De acordo com Erthal, essa abordagem não compromete a resposta ao tratamento oncológico. “Pelo contrário, a preservação da fertilidade pode trazer um impacto positivo na qualidade de vida da paciente, permitindo que ela mantenha o sonho da maternidade. O impacto emocional de saber que o oncologista está abordando esse tema porque acredita na cura é inquestionável. Além disso, a preservação da fertilidade pode contribuir para uma melhor adesão ao tratamento contra o câncer. O congelamento de óvulos não deve ser encarado como um obstáculo, mas, sim, como um direito e uma alternativa viável para quem deseja manter a possibilidade de engravidar no futuro”.

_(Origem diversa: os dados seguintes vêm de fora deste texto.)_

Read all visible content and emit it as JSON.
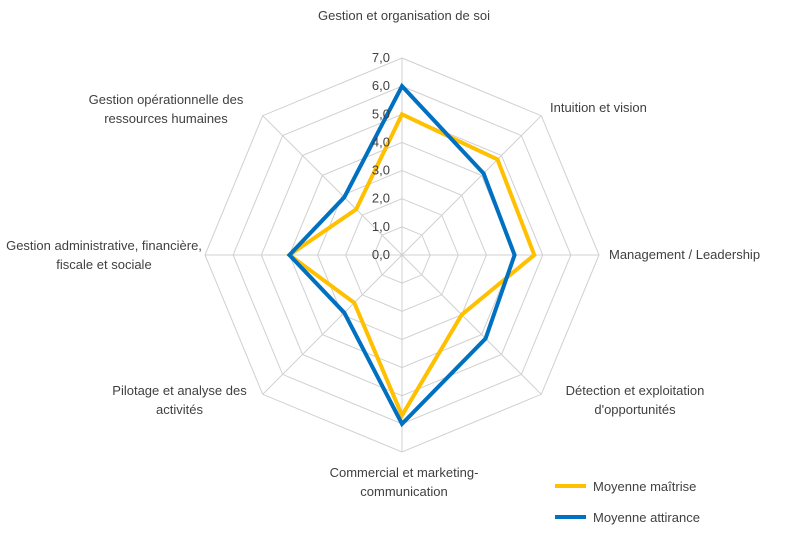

Desafios de acesso – Apesar da eficácia do procedimento, muitas mulheres ainda enfrentam barreiras para acessá-lo. Uma pesquisa publicada no Journal of Clinical Oncology revelou que apenas metade dos jovens adultos diagnosticados com câncer recebem orientação sobre preservação da fertilidade antes de iniciar o tratamento. No Brasil, a situação se agrava devido à falta de cobertura obrigatória pelos planos de saúde, tornando o procedimento um desafio financeiro para muitas pacientes. Entretanto, avanços legislativos começam a mudar esse cenário. Uma recente decisão do Superior Tribunal de Justiça (STJ) determinou que operadoras de planos de saúde devem custear a criopreservação de pacientes oncológicas até o fim do tratamento de quimioterapia. “Essa decisão representa um importante passo na garantia do direito das mulheres que enfrentam o câncer, permitindo que mais pacientes tenham acesso à preservação da fertilidade sem um impacto financeiro tão significativo”, destaca a médica.
A importância da informação no momento do diagnóstico – A jornada de uma paciente com câncer envolve desafios não apenas relacionados ao tratamento da doença, abrangendo também a preservação da qualidade de vida após a recuperação. Entre as preocupações que podem surgir, a fertilidade deve ser um tema central nas consultas iniciais, permitindo que se tenha conhecimento sobre as opções antes do início da quimioterapia ou radioterapia. “A preservação da fertilidade deve ser abordada logo no diagnóstico. Muitas pacientes sequer sabem que essa possibilidade existe, e é nosso papel como médicos garantir que todas as alternativas sejam apresentadas”, enfatiza a especialista, ao reafirmar que “hoje, vencer o câncer não significa abrir mão do desejo de ser mãe — e essa é uma conquista que merece ser celebrada”.